- From: Julian Reschke <julian.reschke@gmx.de>
- Date: Tue, 27 Apr 2010 15:06:03 +0200
- To: Mark Nottingham <mnot@mnot.net>
- CC: HTTP Working Group <ietf-http-wg@w3.org>, =JeffH <Jeff.Hodges@KingsMountain.com>
On 23.04.2010 03:46, Mark Nottingham wrote:
>
> On 23/04/2010, at 12:55 AM, Julian Reschke wrote:
>> For now I have added this to the proposed patch (which is work-in-progress), see<http://trac.tools.ietf.org/wg/httpbis/trac/attachment/ticket/196/i196.3.diff>; the definition now reads:
>>
>> - snip -
>> 4.3. Effective Request URI
>>
>> The term "Effective Request URI" is introduced in order to abstract
>> away the various syntactical forms a request can take.
>
> Suggested introduction:
>
> HTTP requests often do not carry the absolute-URI [ref to 3986] for they are intended; instead, the value needs to be inferred from the request-target, Host header and other context. The result of this process is the "Effective Request URI."
I have attached a new work-in-progress patch to issue 196
(<http://trac.tools.ietf.org/wg/httpbis/trac/attachment/ticket/196/i196.4.diff>);
the intro now reads:
HTTP requests often do not carry the absolute URI ([RFC3986], Section
4.3) for the resource they are intended for; instead, the value needs
to be inferred from the request-target, Host header and other
context. The result of this process is the "Effective Request URI".
>> If the request-target is an absolute-URI, then the Effective Request
>> URI is the request-target. [[effrequri-scheme: What about the case
>> where the given scheme name and the transport disagree? What if
>> actual and specified port disagree? --jre]]
>
> It's perfectly acceptable to send a request for http://foo.com to a proxy via HTTPS on a different port. I think this is a separate problem; what happens when a server gets an effective request URI that they don't / can't / won't handle, and how much error correction do they attempt?
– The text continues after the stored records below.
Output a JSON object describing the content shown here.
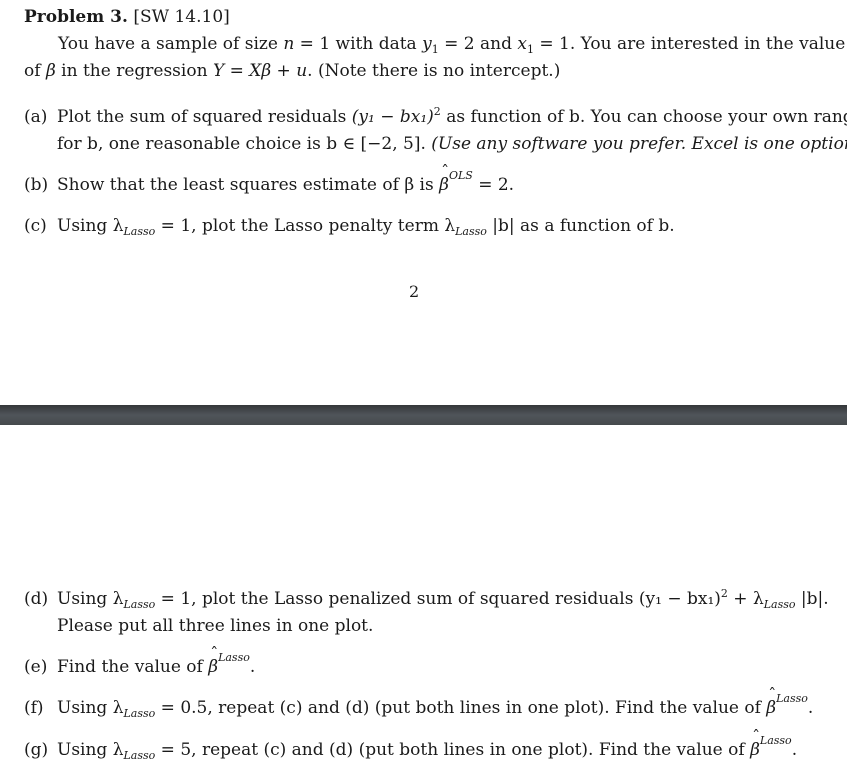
{
  "page1": {
    "heading": {
      "title": "Problem 3.",
      "source": "[SW 14.10]"
    },
    "intro": {
      "line1_prefix": "You have a sample of size ",
      "n_var": "n",
      "n_eq": " = 1 with data ",
      "y_var": "y",
      "y_sub": "1",
      "y_eq": " = 2 and ",
      "x_var": "x",
      "x_sub": "1",
      "x_eq": " = 1. You are interested in the value",
      "line2_prefix": "of ",
      "beta": "β",
      "line2_mid": " in the regression ",
      "model": "Y = Xβ + u",
      "line2_suffix": ". (Note there is no intercept.)"
    },
    "parts": {
      "a": {
        "label": "(a)",
        "line1_prefix": "Plot the sum of squared residuals ",
        "expr": "(y₁ − bx₁)",
        "exp": "2",
        "line1_suffix": " as function of b. You can choose your own range",
        "line2_prefix": "for b, one reasonable choice is b ∈ [−2, 5]. ",
        "line2_italic": "(Use any software you prefer. Excel is one option.)"
      },
      "b": {
        "label": "(b)",
        "prefix": "Show that the least squares estimate of β is ",
        "hat_symbol": "β",
        "hat_sup": "OLS",
        "suffix": " = 2."
      },
      "c": {
        "label": "(c)",
        "prefix": "Using λ",
        "sub": "Lasso",
        "mid": " = 1, plot the Lasso penalty term λ",
        "sub2": "Lasso",
        "suffix": " |b| as a function of b."
      }
    },
    "page_number": "2"
  },
  "page2": {
    "parts": {
      "d": {
        "label": "(d)",
        "prefix": "Using λ",
        "sub": "Lasso",
        "mid": " = 1, plot the Lasso penalized sum of squared residuals (y₁ − bx₁)",
        "exp": "2",
        "mid2": " + λ",
        "sub2": "Lasso",
        "suffix": " |b|.",
        "line2": "Please put all three lines in one plot."
      },
      "e": {
        "label": "(e)",
        "prefix": "Find the value of ",
        "hat_symbol": "β",
        "hat_sup": "Lasso",
        "suffix": "."
      },
      "f": {
        "label": "(f)",
        "prefix": "Using λ",
        "sub": "Lasso",
        "mid": " = 0.5, repeat (c) and (d) (put both lines in one plot). Find the value of ",
        "hat_symbol": "β",
        "hat_sup": "Lasso",
        "suffix": "."
      },
      "g": {
        "label": "(g)",
        "prefix": "Using λ",
        "sub": "Lasso",
        "mid": " = 5, repeat (c) and (d) (put both lines in one plot). Find the value of ",
        "hat_symbol": "β",
        "hat_sup": "Lasso",
        "suffix": "."
      }
    }
  }
}
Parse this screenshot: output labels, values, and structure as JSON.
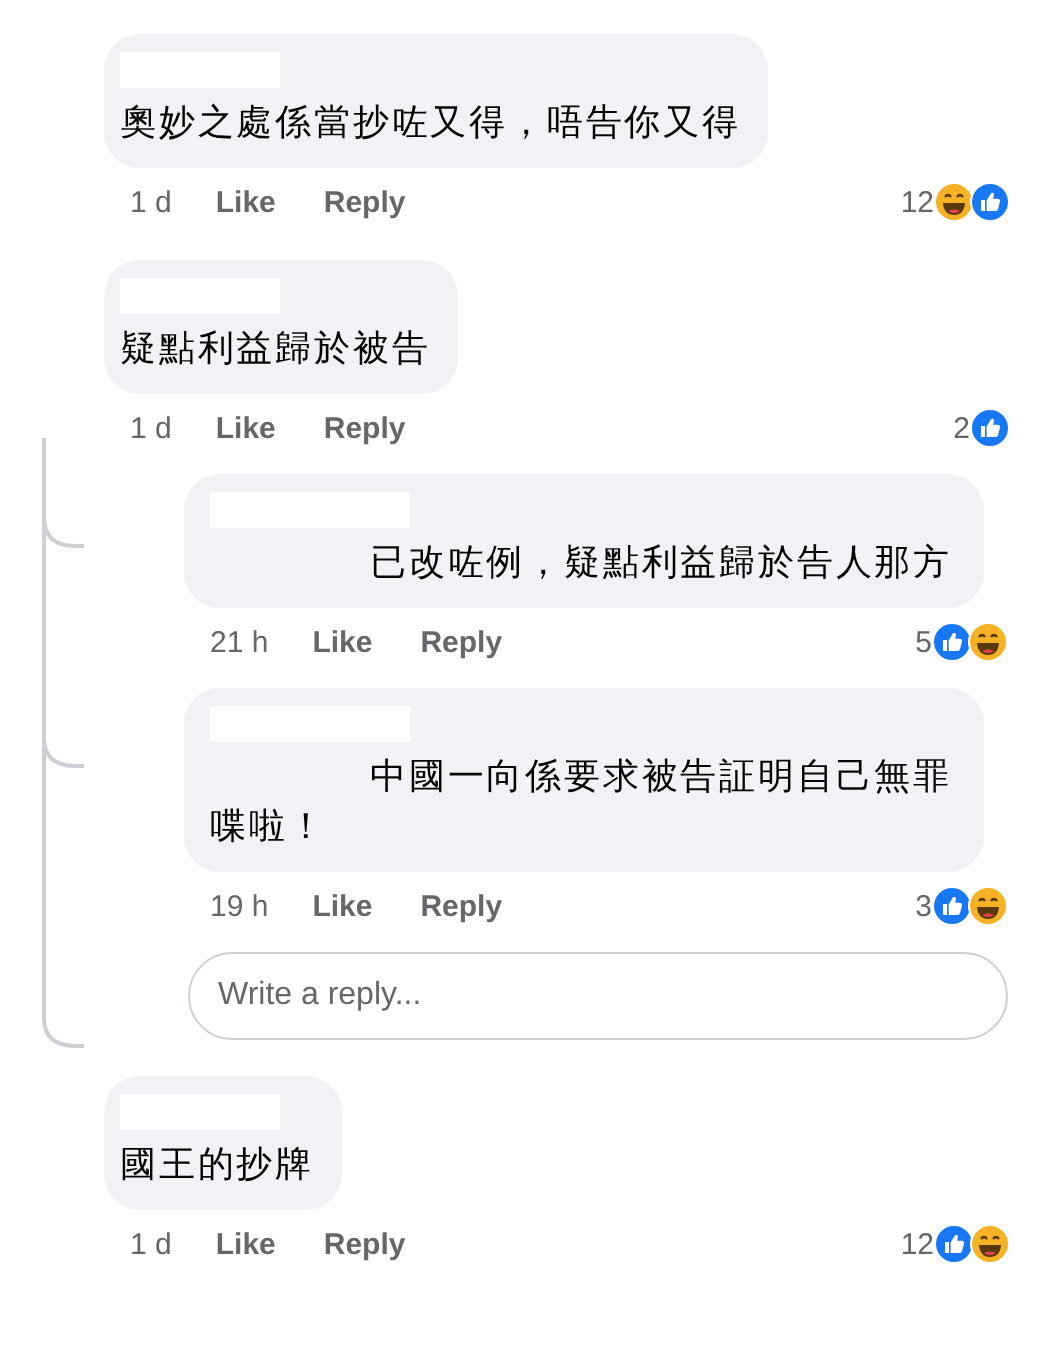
{
  "comments": [
    {
      "text": "奧妙之處係當抄咗又得，唔告你又得",
      "time": "1 d",
      "like": "Like",
      "reply": "Reply",
      "count": "12",
      "reactions": [
        {
          "kind": "haha"
        },
        {
          "kind": "like"
        }
      ]
    },
    {
      "text": "疑點利益歸於被告",
      "time": "1 d",
      "like": "Like",
      "reply": "Reply",
      "count": "2",
      "reactions": [
        {
          "kind": "like"
        }
      ],
      "replies": [
        {
          "text": "已改咗例，疑點利益歸於告人那方",
          "time": "21 h",
          "like": "Like",
          "reply": "Reply",
          "count": "5",
          "reactions": [
            {
              "kind": "like"
            },
            {
              "kind": "haha"
            }
          ]
        },
        {
          "text": "中國一向係要求被告証明自己無罪喋啦！",
          "time": "19 h",
          "like": "Like",
          "reply": "Reply",
          "count": "3",
          "reactions": [
            {
              "kind": "like"
            },
            {
              "kind": "haha"
            }
          ]
        }
      ],
      "reply_box": {
        "placeholder": "Write a reply..."
      }
    },
    {
      "text": "國王的抄牌",
      "time": "1 d",
      "like": "Like",
      "reply": "Reply",
      "count": "12",
      "reactions": [
        {
          "kind": "like"
        },
        {
          "kind": "haha"
        }
      ]
    }
  ]
}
I think both are implementation-specific.
OK.
>> If the request-target uses the path-absolute (plus optional query)
>> syntax or if it is just the asterisk "*", then the Effective Request
>> URI is constructed by concatenating
>>
>> o the scheme name: "http" if the request was received over an
>> insecure TCP connection, or "https" when received over SSL/
>> TLS-secured TCP connection, [[effrequri-othertransports: Need to
>> mention other future transports here? --jre]]
>
> I think that's their problem; they can update this RFC.
OK.
>>
>> o the character sequence "://",
>>
>> o the authority component, as specified in the Host header
>> (Section 9.4) and determined by the rules in Section 4.2,
>> [[effrequri-nohost: How do we deal with undefined hosts? --jre]]
>> and
>
> p1 2.6.1 already has
>
>> http-URI = "http:" "//" authority path-abempty [ "?" query ]
>
> [...]
>> The host MUST NOT be empty; if an "http" URI is received with an empty host, then it MUST be rejected as invalid.
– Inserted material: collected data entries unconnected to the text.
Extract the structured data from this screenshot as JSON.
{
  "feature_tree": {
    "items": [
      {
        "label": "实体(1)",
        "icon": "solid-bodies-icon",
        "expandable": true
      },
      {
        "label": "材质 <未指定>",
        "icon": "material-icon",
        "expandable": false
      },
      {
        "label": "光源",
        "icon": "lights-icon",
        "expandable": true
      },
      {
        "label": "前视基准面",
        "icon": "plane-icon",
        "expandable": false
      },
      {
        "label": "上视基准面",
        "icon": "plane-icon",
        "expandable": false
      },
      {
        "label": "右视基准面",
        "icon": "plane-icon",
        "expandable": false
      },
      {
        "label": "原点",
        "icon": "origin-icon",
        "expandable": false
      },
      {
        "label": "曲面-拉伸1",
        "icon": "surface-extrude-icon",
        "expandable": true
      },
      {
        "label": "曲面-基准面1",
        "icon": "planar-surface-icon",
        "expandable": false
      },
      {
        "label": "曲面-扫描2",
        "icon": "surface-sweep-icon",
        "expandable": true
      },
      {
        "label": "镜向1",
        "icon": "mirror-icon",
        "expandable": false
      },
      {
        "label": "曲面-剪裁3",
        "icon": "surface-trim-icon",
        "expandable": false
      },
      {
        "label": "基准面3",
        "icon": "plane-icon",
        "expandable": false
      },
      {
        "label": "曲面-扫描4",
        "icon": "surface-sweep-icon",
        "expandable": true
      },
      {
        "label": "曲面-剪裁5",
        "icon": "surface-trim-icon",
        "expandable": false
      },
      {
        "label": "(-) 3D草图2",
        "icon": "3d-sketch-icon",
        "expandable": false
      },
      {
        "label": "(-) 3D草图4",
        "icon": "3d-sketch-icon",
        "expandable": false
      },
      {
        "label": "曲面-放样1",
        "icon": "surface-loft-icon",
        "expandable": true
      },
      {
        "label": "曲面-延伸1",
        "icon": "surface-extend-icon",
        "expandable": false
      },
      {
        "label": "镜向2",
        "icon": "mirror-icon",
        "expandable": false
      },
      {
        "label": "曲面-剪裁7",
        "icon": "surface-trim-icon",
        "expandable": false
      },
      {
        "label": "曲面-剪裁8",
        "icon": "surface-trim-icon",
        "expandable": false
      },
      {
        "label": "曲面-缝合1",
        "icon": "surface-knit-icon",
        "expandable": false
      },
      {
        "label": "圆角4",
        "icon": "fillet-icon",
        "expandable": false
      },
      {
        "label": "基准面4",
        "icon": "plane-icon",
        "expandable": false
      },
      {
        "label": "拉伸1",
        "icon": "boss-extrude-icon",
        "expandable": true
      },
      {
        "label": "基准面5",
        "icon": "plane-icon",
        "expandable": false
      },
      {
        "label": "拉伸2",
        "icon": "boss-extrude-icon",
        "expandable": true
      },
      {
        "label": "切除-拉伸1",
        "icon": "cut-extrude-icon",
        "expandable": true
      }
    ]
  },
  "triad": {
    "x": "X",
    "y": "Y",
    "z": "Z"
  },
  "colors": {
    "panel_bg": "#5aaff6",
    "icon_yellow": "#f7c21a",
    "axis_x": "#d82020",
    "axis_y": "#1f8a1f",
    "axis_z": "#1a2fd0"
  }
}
Rephrased the reminder to:
o the authority component, as specified in the Host header
(Section 9.4) and determined by the rules in Section 4.2,
[[effrequri-nohost: Do we need to include the handling of missing
hosts in HTTP/1.0 messages, as described in Section 4.2? --jre]]
and
>> o the request-target obtained from the Request-Line, unless the
>> request-target is just the asterisk "*".
>>
>> Otherwise, when request-target uses the authority form, the Effective
>> Request URI is undefined.
>>
>> Example 1: the Effective Request URI for the message
>>
>> GET /pub/WWW/TheProject.html HTTP/1.1
>> Host: www.example.org:8080
>>
>> (received over an insecure TCP connection) is "http", plus "://",
>> plus the authority component "www.example.org:8080", plus the
>> request-target "/pub/WWW/TheProject.html", thus
>> "http://www.example.org:8080/pub/WWW/TheProject.html".
>>
>> Example 2: the Effective Request URI for the message
>>
>> GET * HTTP/1.1
>> Host: www.example.org
>>
>> (received over an SSL/TLS secured TCP connection) is "https", plus
>> "://", plus the authority component "www.example.org", thus
>> "https://www.example.org".
>>
>> [[eru-options: Need to point out that we are not defining an URI
>> for OPTIONS * here. --jre]]
>>
>> [[effrequri-compare: Need to declare comparison? Can we re-use the
>> comparison defined in Section 2.6.3? --jre]]
>
> I'd hope so... any reason why not?
Yes. 2.6.3 normalizes the empty path to "/", which we can' do here (or
can we?). Proposed text:
Effective Request URIs are compared using the rules described in
Section 2.6.3, except that empty path components MUST NOT be treated
as equivalent to an absolute path of "/".